– Черт, прости, – выдохнул он.
– Нет, просто…
«…чуток притормози, чтобы я, черт возьми, в тебе не утонул».
Но я смог произнести лишь первые два слова. Я снова жаждал его поцелуя. Он превратился в мой спасательный круг, и остановиться казалось подобием смерти.
Я скользнул руками вверх по его груди, зарылся в волосы, чуть замедляя ритм. Он уступил и, сжав мою челюсть рукой, углубил поцелуй. Я почувствовал, как у меня закружилась голова, перехватило дыхание. Я коснулся его языка своим, пососал нижнюю губу, потом двинулся вниз по подбородку, к горлу. Я покрывал горячими поцелуями его шею, но потом он обнял меня и чуть придержал.
Я не двигался. Уткнувшись в него лицом, я вдыхал аромат теплой кожи, существуя в полной темноте, а он цеплялся за меня. Потом я медленно поднял голову. Отразившиеся в его взгляде стыд и неуверенность разбили мое чертово сердце. Его мучили, приучая ничего не чувствовать, не доверять собственным ощущениям и желаниям.

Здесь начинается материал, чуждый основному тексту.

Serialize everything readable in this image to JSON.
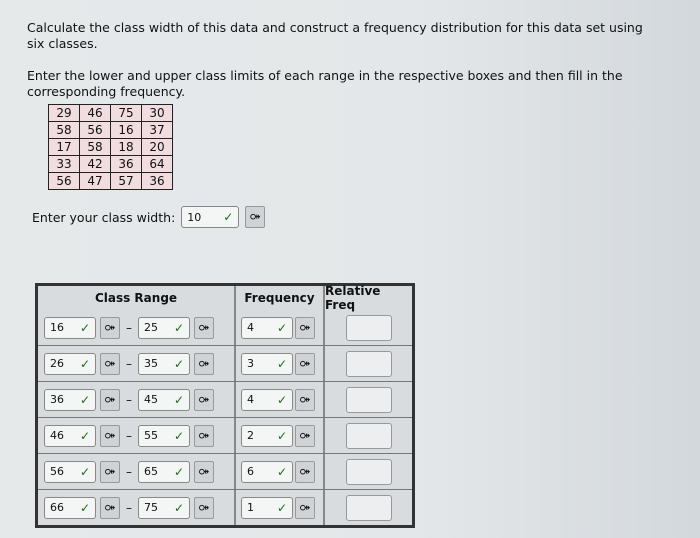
{
  "question": {
    "line1": "Calculate the class width of this data and construct a frequency distribution for this data set using six classes.",
    "line2": "Enter the lower and upper class limits of each range in the respective boxes and then fill in the corresponding frequency."
  },
  "data_set": [
    [
      29,
      46,
      75,
      30
    ],
    [
      58,
      56,
      16,
      37
    ],
    [
      17,
      58,
      18,
      20
    ],
    [
      33,
      42,
      36,
      64
    ],
    [
      56,
      47,
      57,
      36
    ]
  ],
  "class_width": {
    "label": "Enter your class width:",
    "value": "10"
  },
  "table": {
    "headers": [
      "Class Range",
      "Frequency",
      "Relative Freq"
    ],
    "rows": [
      {
        "lower": "16",
        "upper": "25",
        "frequency": "4",
        "relative": ""
      },
      {
        "lower": "26",
        "upper": "35",
        "frequency": "3",
        "relative": ""
      },
      {
        "lower": "36",
        "upper": "45",
        "frequency": "4",
        "relative": ""
      },
      {
        "lower": "46",
        "upper": "55",
        "frequency": "2",
        "relative": ""
      },
      {
        "lower": "56",
        "upper": "65",
        "frequency": "6",
        "relative": ""
      },
      {
        "lower": "66",
        "upper": "75",
        "frequency": "1",
        "relative": ""
      }
    ]
  },
  "icons": {
    "check": "✓",
    "key": "⚩",
    "dash": "–"
  }
}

Считать их чем-то неправильным, плохим, неестественным.
«Черт побери тех засранцев и все, что с ним сделали».
– Эй, все в порядке.
Он положил руку мне на затылок, прижался лбом к моему лбу, и на лице его застыла маска боли. Несколько кратких мгновений мы дышали вместе, в унисон, хрипло… А потом он отстранился.
И когда он отступил на шаг, вытирая рот тыльной стороной ладони, то смотрел куда угодно, только не на меня. Он походил на выжившего после взрыва бомбы, ошеломленно и потерянно бредущего по обломкам.
– Сай…
Все еще не глядя на меня, жадно глотая воздух, он направился к машине. Не говоря ни слова, забрался в «Астон». Взревел мотор, выплюнув из-под колес кусочки гравия, и Сайлас исчез.
– Итак, это случилось, – пробормотал я темнеющему небу.
Привалившись к стене, я все еще ощущал на себе прикосновения Сайласа. Губы и подбородок горели, натертые жесткой щетиной. Ощущение жара и напор прижатого ко мне тела постепенно стирались. Возбужденная плоть, никогда прежде не казавшаяся столь настойчивой и безрассудной, медленно остывала. Несколько грубых поцелуев казались пределом мечтаний, и все же их явно не хватило. Его внезапный отъезд напоминал спуск с самой высокой горы, оставляющий после себя желание забраться еще выше.
Когда бурлящий в крови жар спал, я поправил одежду, приведя себя в надлежащий вид. Войдя в дом, я почувствовал витающие в воздухе ароматы ужина. Вероятно, нечто сложное и необычное. Не пицца и не попкорн. Окружавшая меня роскошь пыталась уничтожить простоту идеально проведенного дня, и я направился прямиком в комнату, надеясь ни с кем не столкнуться.